Fisco anula liquidação de 125 milhões à Brisa

Fisco desiste de cobrar 125 milhões à Brisa

Esta insólita decisão do perdão foi tomada pela UGC, apesar de esta Unidade ter recebido pareceres internos que apontavam em sentido diferente.

Fisco anula liquidação de 125 milhões à Brisa

A Autoridade Tributária (AT) anulou uma liquidação adicional de aproximadamente 125 milhões de euros que tinha instaurado à Brisa pela venda da sua participação na Companhia de Concessões Rodoviárias (CCR) no Brasil, noticia o Jornal Negócios/2018.

A decisão foi tomada em 2016 pela Unidade dos Grandes Contribuintes (UGC) depois de ter recebido pareceres internos que apontavam em sentidos diferentes.

Em causa está, segundo o jornal, a alienação em 2010 de 16,35% da participação na CCR, numa operação que permitiu um encaixe de 1,3 mil milhões de euros ao grupo presidido por Vasco de Mello [na imagem].

No relatório de inspecção, o inspector da UGC defendeu que a operação deveria ser sujeita ao pagamento de imposto em Portugal. A empresa tem uma posição contrária.

Esta inspecção deu lugar à instauração de uma liquidação adicional no final de 2015, já em cima do prazo para não deixar caducar a notificação, mas acabaria por ser anulada o ano passado.

O Negócios revela que, entretanto, a AT pediu dois pareceres internos sobre o assunto mas que acabaram por defender posições contrárias: um que suportava a posição do inspector e um segundo a dar razão à empresa.

A UGC decidiu validar a conclusão do segundo, optando pela anulação da dívida.
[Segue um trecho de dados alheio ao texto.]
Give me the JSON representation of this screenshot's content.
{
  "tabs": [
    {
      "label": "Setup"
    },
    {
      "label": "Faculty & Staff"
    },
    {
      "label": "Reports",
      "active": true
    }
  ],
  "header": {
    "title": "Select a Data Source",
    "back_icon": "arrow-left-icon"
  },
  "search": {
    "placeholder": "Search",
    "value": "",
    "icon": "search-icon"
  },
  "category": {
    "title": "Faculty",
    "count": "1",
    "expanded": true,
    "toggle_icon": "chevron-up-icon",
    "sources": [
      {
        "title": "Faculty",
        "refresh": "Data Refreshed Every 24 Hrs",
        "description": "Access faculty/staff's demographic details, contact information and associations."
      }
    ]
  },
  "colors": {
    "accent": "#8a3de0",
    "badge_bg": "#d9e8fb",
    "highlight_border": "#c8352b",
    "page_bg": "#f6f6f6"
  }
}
O Negócios tentou perceber porquê mas não obteve resposta.

ADENDA 10-04-2020:

A BRISA (auto-estradas) insiste em pedir uma indemnização ao Estado, "face ao decréscimo nos níveis de tráfego" nas auto-estradas, por força da Pandemia Covid.
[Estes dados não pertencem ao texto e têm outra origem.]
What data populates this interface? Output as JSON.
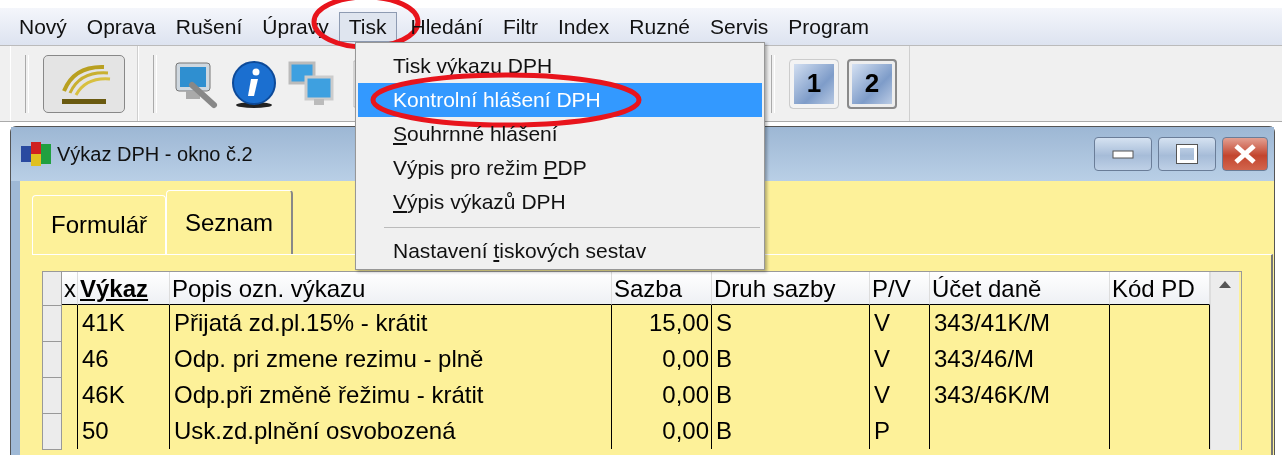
{
  "menu_bar": [
    {
      "label": "Nový",
      "open": false,
      "circled": false
    },
    {
      "label": "Oprava",
      "open": false,
      "circled": false
    },
    {
      "label": "Rušení",
      "open": false,
      "circled": false
    },
    {
      "label": "Úpravy",
      "open": false,
      "circled": false
    },
    {
      "label": "Tisk",
      "open": true,
      "circled": true
    },
    {
      "label": "Hledání",
      "open": false,
      "circled": false
    },
    {
      "label": "Filtr",
      "open": false,
      "circled": false
    },
    {
      "label": "Index",
      "open": false,
      "circled": false
    },
    {
      "label": "Ruzné",
      "open": false,
      "circled": false
    },
    {
      "label": "Servis",
      "open": false,
      "circled": false
    },
    {
      "label": "Program",
      "open": false,
      "circled": false
    }
  ],
  "toolbar": {
    "left_buttons": [
      {
        "kind": "logo"
      },
      {
        "kind": "tools"
      },
      {
        "kind": "info"
      },
      {
        "kind": "network"
      },
      {
        "kind": "edit"
      }
    ],
    "window_buttons": [
      {
        "label": "1",
        "selected": false
      },
      {
        "label": "2",
        "selected": true
      }
    ]
  },
  "dropdown": {
    "items": [
      {
        "kind": "item",
        "before": "Tisk výkazu ",
        "key": "D",
        "after": "PH",
        "selected": false,
        "circled": false
      },
      {
        "kind": "item",
        "before": "Kontrolní hlášení DPH",
        "selected": true,
        "circled": true
      },
      {
        "kind": "item",
        "key": "S",
        "after": "ouhrnné hlášení",
        "selected": false,
        "circled": false
      },
      {
        "kind": "item",
        "before": "Výpis pro režim ",
        "key": "P",
        "after": "DP",
        "selected": false,
        "circled": false
      },
      {
        "kind": "item",
        "key": "V",
        "after": "ýpis výkazů DPH",
        "selected": false,
        "circled": false
      },
      {
        "kind": "separator"
      },
      {
        "kind": "item",
        "before": "Nastavení ",
        "key": "t",
        "after": "iskových sestav",
        "selected": false,
        "circled": false
      }
    ]
  },
  "window": {
    "title": "Výkaz DPH - okno č.2"
  },
  "tabs": [
    {
      "label": "Formulář",
      "selected": false
    },
    {
      "label": "Seznam",
      "selected": true
    }
  ],
  "table": {
    "columns": [
      {
        "label": "x",
        "sorted": false
      },
      {
        "label": "Výkaz",
        "sorted": true
      },
      {
        "label": "Popis ozn. výkazu",
        "sorted": false
      },
      {
        "label": "Sazba",
        "sorted": false
      },
      {
        "label": "Druh sazby",
        "sorted": false
      },
      {
        "label": "P/V",
        "sorted": false
      },
      {
        "label": "Účet daně",
        "sorted": false
      },
      {
        "label": "Kód PD",
        "sorted": false
      }
    ],
    "rows": [
      {
        "vykaz": "41K",
        "popis": "Přijatá zd.pl.15% - krátit",
        "sazba": "15,00",
        "druh": "S",
        "pv": "V",
        "ucet": "343/41K/M"
      },
      {
        "vykaz": "46",
        "popis": "Odp. pri zmene rezimu - plně",
        "sazba": "0,00",
        "druh": "B",
        "pv": "V",
        "ucet": "343/46/M"
      },
      {
        "vykaz": "46K",
        "popis": "Odp.při změně řežimu - krátit",
        "sazba": "0,00",
        "druh": "B",
        "pv": "V",
        "ucet": "343/46K/M"
      },
      {
        "vykaz": "50",
        "popis": "Usk.zd.plnění osvobozená",
        "sazba": "0,00",
        "druh": "B",
        "pv": "P"
      }
    ]
  }
}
A mesma BRISA a quem o Fisco perdoou, em 2017, 125 MILHÕES EUROS em dívidas. Esta insólita decisão do perdão foi tomada pela UGC, apesar de esta Unidade ter recebido pareceres internos que apontavam em sentido diferente.

Senhores da BRISA, PAGUEM O QUE FICARAM A DEVER e depois falamos!
Paulo de Morais

ADENDA 29-11-2021:

O empresário Vasco de Mello é nomeado para um Prémio Anticorrupção, na categoria "Iniciativa Empresarial".

Não é claro a que iniciativa se referem.

Não serão seguramente as PPP rodoviárias, de que foi um dos beneficiários - uma sangria financeira que vitimiza duas gerações de portugueses, num escândalo de alta corrupção que está há anos sob investigação judicial, sem meios nem capacidade de chegar a conclusões, de forma a garantir a impunidade para os responsáveis, o lucro obsceno para os privados e a factura para os contribuintes. Muitas perplexidades.